Hard to say..although i love his explanation of the origins of the Titus models...its basically an Omega thats not an Omega.....amazing, WOW....and somewhat bending the truth..or bollocks as they say in the trade.. :lol:

I have seen several of these NOS?? pieces that have been sold as non-runners..they generally have quite corroded movements...seems like the HK guys sold all their **** to a thord party..

Though if it needs just a coil it could be sorted for relatively little money...and i could do that for you...( blatant plug..







)

That said..it could be a lot more than that and cost of repair will outweigh value .......

My advice...BUY a runner from someone who knows how these things work... or find one on a auction style..cause i reckon a genuine Omega could be had for that money....!!

K


----------



## Silver Hawk (Dec 2, 2003)

I'd agree with Keith.

I've thought about buying these...but only for parts...I sort of hoped that the calendar wheels might be alright, and maybe the index wheel as well. But then decided against it....too risky. It would be a major bummer if coil, index wheel and calendar wheel were all bust. :cry2:


----------



## Guest (Jun 28, 2009)

thanks for the answers, i think ill give those a miss!


----------



## Zessa (Apr 9, 2008)

Been a while since I posted here - greetings all!

I've had a few of these NOS Titus and will say one thing (bearing in mind that I bought them as running) - every single last one of them needed a thorough service.

They all have generic ESA 9162 movements and as such the parts are all compatable with the Omega movements.

The only real relationship they have with Omega is the use of some of the basic parts (case, crystal and in some cases crown and case back). As discussed before, it's likely that Omega sold off surplus stock when they moved away from the old tuning fork movements.

Once serviced they are as good and reliable as their Omega cousins.
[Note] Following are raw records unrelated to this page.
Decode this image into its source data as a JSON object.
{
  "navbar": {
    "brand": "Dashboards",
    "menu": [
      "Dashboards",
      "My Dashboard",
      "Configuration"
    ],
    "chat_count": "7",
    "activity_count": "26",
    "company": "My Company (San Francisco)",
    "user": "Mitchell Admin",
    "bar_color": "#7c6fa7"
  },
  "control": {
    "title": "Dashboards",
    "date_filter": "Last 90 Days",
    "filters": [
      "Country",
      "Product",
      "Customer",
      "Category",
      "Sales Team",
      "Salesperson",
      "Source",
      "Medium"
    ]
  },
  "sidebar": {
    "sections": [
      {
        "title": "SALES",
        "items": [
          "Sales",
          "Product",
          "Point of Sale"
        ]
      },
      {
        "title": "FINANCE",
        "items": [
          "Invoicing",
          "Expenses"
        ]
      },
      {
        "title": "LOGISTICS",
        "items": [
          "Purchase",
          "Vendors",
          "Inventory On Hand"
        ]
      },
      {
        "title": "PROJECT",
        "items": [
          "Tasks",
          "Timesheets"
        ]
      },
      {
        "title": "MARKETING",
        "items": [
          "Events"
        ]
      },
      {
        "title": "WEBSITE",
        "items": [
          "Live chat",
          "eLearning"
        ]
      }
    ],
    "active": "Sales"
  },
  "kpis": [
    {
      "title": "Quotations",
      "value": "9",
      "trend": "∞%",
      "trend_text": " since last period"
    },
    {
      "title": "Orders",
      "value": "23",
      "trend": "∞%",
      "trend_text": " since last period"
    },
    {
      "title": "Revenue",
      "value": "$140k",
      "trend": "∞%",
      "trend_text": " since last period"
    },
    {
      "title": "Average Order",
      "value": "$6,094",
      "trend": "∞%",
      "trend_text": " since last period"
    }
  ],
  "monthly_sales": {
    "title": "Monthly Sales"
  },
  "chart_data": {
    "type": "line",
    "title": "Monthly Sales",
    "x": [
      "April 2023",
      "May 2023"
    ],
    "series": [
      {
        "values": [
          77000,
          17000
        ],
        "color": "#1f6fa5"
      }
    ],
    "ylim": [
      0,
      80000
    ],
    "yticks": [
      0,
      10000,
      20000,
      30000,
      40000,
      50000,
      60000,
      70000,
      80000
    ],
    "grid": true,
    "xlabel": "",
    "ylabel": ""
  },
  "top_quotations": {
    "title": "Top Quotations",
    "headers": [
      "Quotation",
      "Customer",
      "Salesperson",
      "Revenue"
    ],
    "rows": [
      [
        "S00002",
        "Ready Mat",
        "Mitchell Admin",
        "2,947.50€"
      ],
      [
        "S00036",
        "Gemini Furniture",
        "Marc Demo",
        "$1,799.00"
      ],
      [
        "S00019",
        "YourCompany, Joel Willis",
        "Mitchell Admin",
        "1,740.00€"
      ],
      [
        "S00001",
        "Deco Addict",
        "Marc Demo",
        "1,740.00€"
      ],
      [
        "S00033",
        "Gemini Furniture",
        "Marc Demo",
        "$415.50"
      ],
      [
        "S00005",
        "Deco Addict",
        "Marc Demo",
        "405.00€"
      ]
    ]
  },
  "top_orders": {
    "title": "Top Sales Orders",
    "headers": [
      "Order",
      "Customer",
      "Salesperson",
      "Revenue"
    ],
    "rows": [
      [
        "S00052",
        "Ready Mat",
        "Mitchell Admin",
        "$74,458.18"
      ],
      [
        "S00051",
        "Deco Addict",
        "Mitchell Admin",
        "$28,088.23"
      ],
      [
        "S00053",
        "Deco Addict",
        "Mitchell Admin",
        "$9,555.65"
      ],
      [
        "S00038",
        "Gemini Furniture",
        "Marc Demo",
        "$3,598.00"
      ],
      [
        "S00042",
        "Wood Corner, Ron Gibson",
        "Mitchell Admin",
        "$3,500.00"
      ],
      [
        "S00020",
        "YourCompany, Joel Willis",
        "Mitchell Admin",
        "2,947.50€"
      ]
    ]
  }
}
Throw in a service and the cost of a "working" Titus and as Keith says, you're getting in to the territory of a lower end Omega f300. The only one that I will be keeping of my Titus f300's is the Dive variant - all the others are just not the same as having an Omega.
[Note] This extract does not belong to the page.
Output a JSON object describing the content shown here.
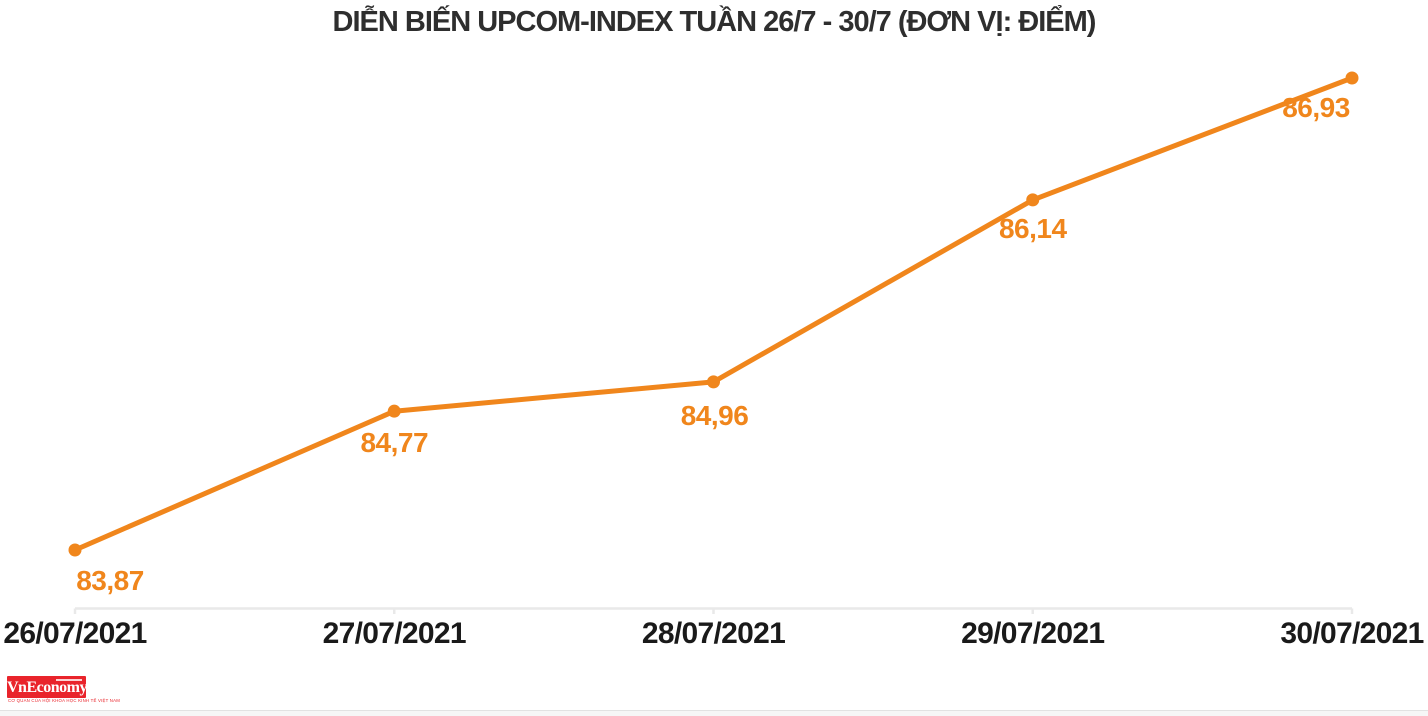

Hope I haven't confused you further...!!

Cheers,

Mike


----------



## Guest (Jun 30, 2009)

Zessa said:


> Been a while since I posted here - greetings all!
> 
> I've had a few of these NOS Titus and will say one thing (bearing in mind that I bought them as running) - every single last one of them needed a thorough service.
> 
> ...


thanks for your answer, i think ill just have to save and keep an eye out on here-theres been some nice omegas on here recently too!


----------



## Silver Hawk (Dec 2, 2003)

davidwood said:


> What is the difference between titus and omega?


----------



## ketiljo (Apr 22, 2009)

davidwood said:


> sorry for my lack of knoledge with titus, never really heard of them


Do a search for Titus. Lots of info about them here. Some of the Titus tuning fork watches uses parts from Omege, but with the logo removed.


----------



## Who. Me? (Jan 12, 2007)

davidwood said:


> sorry for my lack of knoledge with titus, never really heard of them


I remember these posts as being helpful...

Link 1

Link 2

No one seems to have found any ongoing connection between Solvil et Titus and Omega (I dont' think there is any connection between the 'old' Solvil et Titus who assembled those hummers and the Solvil et Titus who sell watches today, either).
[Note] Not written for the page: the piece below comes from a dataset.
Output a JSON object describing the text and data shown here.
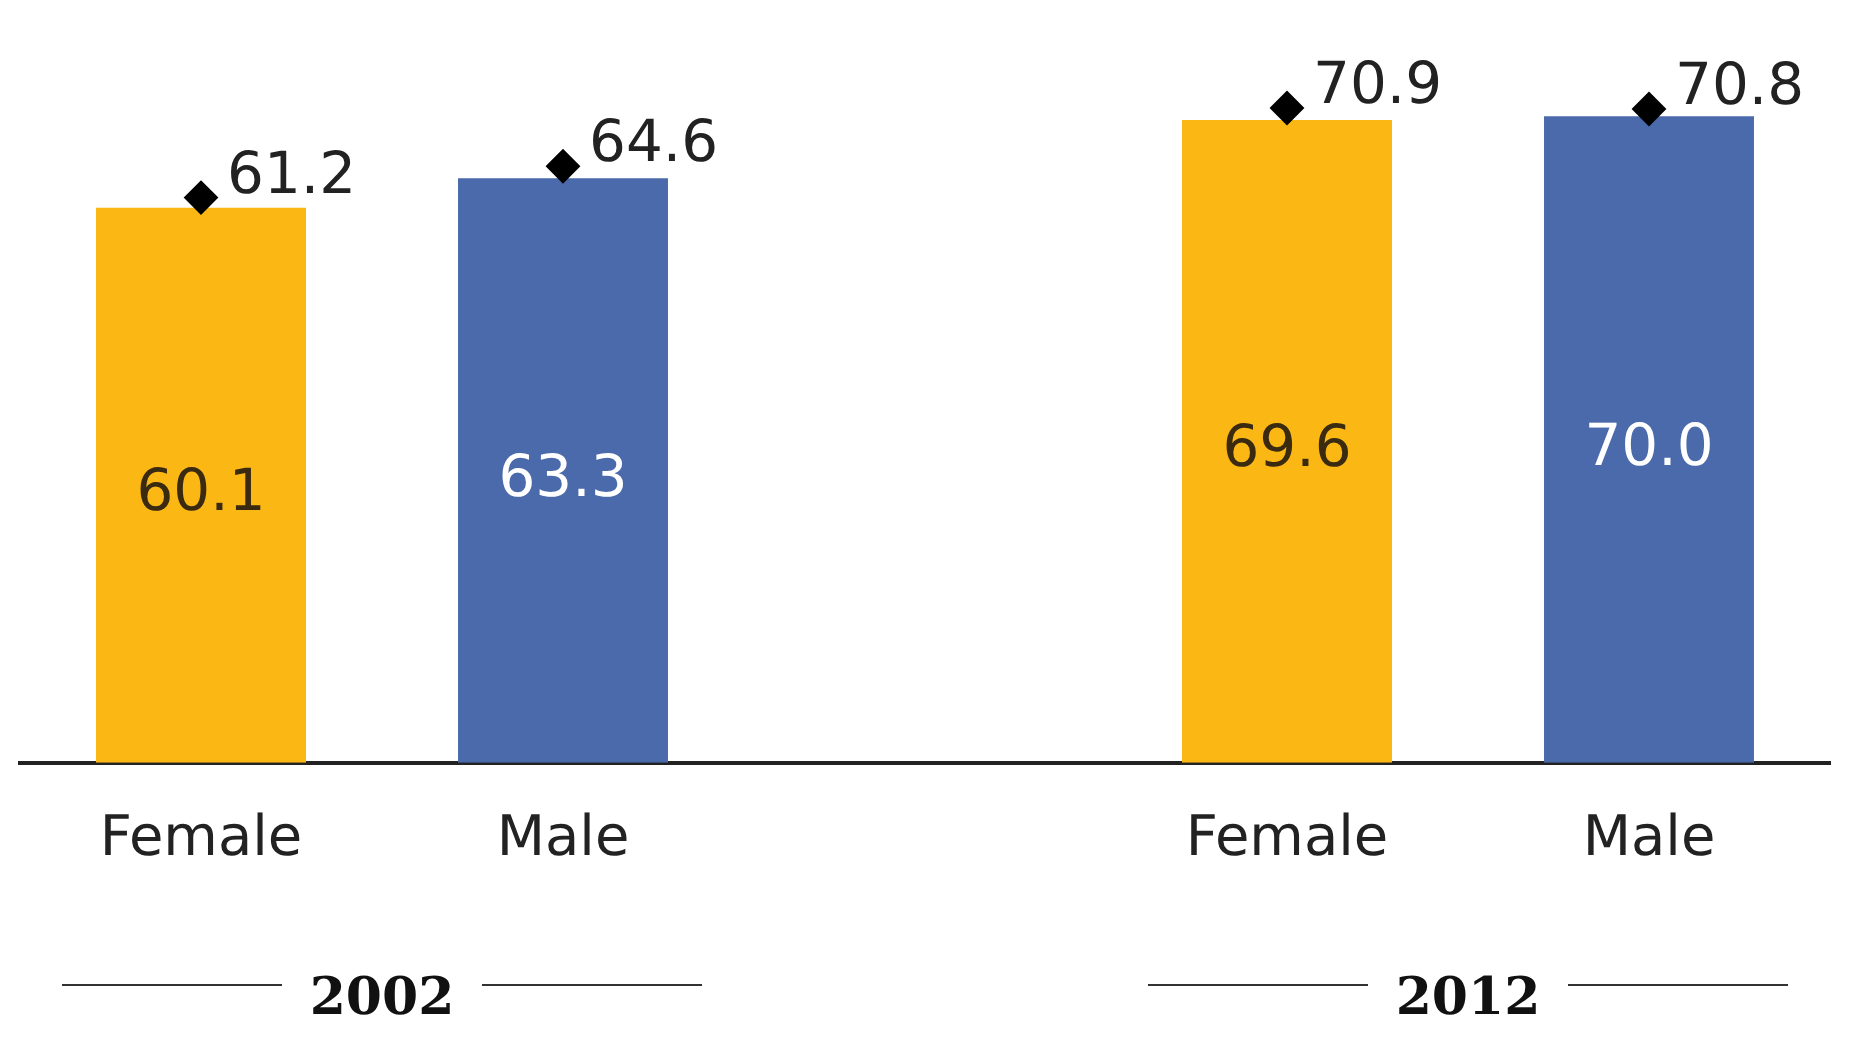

Most of the ESA tuning fork movement parts and some cases are interchangeable with those used on Omega f300s, except that the oscillator modules used by Omega are copper-coated and, from memory, I don't think they have the same 'engine turning' effect as the silver-coloured modules used by every other manufacturer (and used by Titus).

Budget repairs to Omega f300s can therefore, sometimes be easy to spot, as the watchmaker will have used one of the more common silver-coloured oscillators to replace a faulty copper-coloured Omega original, so the ones advertised on ebay will work as a cheap fix for a faulty Omega, but aren't exactly the same parts as those used by Omega. They can be used as a source of parts to repair components in the Omega oscillators, or to replace ruined mechanical modules though.

If you decide to get one as a donor for an Omega, send it to one of the regular posters here who know what they're doing with them and ask them to swap components, rather than the whole module. I've got a couple of Omegas that have silver-coloured 'donor' oscillators and they don't look as good when you get the back off.


----------